Der Hund hat gebellt. Und weil der dem Bauern gehört hat, hat da erst niemand drauf geachtet. Die Leine war kurz genug, dass der Briefträger sich dem Häuschen der Siedensteins ohne Bedenken hatte nähern können.

Der Hund hat gebellt, und niemand hat die Tür geöffnet. Eine Klingel hat es nicht gegeben. Die wenigen Kunden, die von Zeit zu Zeit das Türchen aufstießen, brauchten nur mit der Hand durchs Küchenfenster zu greifen und die Innenklinke runterzudrücken. Und hätte es eine Klingel gegeben, so hätte die sowieso niemand gehört. Früher einmal hat es eine gegeben, aber die hat nie einer reparieren wollen, denn wer konnte schon wissen, ob die im Haus überhaupt Geld hatten zum Bezahlen?

 

Erst als die Polizei gekommen ist, sind die Dorfleute zusammengelaufen. Dazu brauchte keiner ein Telefon. Dann der Leichenwagen. Zwei Bahren und dann diese zwei grobschlächtigen Burschen, die Söhne des Metzgers, die das im Nebenerwerb ausübten. Man munkelt, sie täten es nicht so sehr des Geldes, sondern eher des Schnäpschens wegen, das üblicherweise anfiel bei ähnlichen Gelegenheiten. In anständigen Häusern, deren Besitzer noch wussten, was sich schickte. Aber hier gab es weder Hinterbliebene noch gute Nachbarn, die das hätten regeln können.
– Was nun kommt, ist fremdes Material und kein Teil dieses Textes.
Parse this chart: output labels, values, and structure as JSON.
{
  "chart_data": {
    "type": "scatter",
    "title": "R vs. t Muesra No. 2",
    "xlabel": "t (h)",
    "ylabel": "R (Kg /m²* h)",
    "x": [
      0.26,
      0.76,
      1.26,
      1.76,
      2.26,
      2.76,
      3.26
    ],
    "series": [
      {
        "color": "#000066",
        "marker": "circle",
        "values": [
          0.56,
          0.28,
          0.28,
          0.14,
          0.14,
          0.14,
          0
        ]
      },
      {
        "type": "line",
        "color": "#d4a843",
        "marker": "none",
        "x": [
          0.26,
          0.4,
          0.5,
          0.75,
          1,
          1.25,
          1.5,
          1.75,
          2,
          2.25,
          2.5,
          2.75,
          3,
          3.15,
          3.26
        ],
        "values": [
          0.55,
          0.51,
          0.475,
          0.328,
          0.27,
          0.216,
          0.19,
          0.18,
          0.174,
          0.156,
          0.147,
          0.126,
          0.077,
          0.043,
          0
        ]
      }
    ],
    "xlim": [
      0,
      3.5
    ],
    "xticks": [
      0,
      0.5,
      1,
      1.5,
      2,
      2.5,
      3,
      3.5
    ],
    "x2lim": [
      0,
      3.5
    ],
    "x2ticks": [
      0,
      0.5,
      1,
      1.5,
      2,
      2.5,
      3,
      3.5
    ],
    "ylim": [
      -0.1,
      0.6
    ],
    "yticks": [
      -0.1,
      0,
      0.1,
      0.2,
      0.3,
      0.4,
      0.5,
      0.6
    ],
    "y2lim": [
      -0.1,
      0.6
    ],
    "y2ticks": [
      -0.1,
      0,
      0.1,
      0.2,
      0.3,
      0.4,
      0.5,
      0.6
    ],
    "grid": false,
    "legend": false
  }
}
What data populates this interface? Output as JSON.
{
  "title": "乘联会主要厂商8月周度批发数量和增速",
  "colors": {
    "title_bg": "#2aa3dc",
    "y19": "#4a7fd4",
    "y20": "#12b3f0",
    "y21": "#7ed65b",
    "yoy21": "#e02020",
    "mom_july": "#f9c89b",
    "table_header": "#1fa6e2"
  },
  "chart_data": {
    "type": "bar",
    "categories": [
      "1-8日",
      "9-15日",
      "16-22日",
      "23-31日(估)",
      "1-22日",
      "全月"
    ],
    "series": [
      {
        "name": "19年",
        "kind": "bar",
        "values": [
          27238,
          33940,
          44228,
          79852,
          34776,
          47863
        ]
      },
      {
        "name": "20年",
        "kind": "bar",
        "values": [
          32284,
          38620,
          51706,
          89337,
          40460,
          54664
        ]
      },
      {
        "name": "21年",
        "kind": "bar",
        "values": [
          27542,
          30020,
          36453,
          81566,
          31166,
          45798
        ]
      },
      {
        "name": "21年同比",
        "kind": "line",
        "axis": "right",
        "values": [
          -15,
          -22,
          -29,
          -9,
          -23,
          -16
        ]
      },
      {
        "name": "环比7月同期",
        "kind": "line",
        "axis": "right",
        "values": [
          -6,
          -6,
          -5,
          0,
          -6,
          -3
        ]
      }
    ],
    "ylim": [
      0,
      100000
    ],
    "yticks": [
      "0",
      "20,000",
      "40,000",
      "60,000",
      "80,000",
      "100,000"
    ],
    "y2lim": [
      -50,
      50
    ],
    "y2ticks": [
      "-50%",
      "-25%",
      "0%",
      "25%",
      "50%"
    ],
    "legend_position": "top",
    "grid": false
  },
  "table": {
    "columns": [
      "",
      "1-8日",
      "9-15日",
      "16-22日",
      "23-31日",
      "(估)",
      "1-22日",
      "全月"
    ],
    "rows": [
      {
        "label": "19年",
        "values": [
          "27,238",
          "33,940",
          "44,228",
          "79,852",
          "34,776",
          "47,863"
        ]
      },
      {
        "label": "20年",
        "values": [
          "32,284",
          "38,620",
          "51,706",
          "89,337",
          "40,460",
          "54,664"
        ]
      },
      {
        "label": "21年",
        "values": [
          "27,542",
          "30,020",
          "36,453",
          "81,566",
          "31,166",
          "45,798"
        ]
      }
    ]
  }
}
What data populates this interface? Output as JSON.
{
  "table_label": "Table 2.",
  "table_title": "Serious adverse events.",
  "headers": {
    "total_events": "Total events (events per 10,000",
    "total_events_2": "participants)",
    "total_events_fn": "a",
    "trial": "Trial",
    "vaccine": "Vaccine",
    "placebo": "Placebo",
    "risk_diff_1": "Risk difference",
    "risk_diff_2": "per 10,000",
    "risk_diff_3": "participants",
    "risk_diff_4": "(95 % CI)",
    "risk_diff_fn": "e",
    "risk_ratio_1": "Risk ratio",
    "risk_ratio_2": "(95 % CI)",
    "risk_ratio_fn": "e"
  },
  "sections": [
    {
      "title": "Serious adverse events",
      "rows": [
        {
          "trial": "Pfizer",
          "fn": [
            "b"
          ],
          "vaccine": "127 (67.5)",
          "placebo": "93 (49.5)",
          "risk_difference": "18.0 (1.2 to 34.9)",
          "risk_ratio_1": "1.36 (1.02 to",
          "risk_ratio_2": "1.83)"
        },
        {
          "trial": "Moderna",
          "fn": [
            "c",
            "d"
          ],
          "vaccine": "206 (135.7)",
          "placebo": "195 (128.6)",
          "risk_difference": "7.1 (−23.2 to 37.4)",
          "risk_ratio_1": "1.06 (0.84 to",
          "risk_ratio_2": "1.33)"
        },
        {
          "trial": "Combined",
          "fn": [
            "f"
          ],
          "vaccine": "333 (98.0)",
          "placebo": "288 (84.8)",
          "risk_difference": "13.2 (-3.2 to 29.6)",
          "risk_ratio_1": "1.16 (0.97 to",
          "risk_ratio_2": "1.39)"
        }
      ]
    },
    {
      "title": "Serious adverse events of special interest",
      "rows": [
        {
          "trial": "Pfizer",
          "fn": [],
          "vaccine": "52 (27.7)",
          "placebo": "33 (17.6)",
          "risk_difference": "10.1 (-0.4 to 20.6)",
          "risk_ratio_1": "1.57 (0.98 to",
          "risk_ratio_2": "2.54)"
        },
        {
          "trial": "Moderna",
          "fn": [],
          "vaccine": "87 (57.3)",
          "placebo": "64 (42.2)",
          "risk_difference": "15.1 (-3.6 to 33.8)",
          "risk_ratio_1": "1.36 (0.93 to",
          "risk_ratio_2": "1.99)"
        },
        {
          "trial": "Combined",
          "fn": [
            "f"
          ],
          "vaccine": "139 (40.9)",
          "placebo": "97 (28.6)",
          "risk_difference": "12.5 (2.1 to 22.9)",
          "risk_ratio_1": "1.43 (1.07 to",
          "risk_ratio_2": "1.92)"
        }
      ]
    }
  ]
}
So haben die Männer ihre Arbeit hastig verrichtet und auch ein wenig schlampig. Eins, zwei, hopp! Und über jedes der beiden Bretter eine Decke aus grauem Filz geworfen.

 

Kinder haben die Siedensteins keine gehabt. Dafür hat der Adolf schon gesorgt. Glück haben sie gehabt, dass sie da überhaupt noch rausgekommen sind, aus der Anstalt.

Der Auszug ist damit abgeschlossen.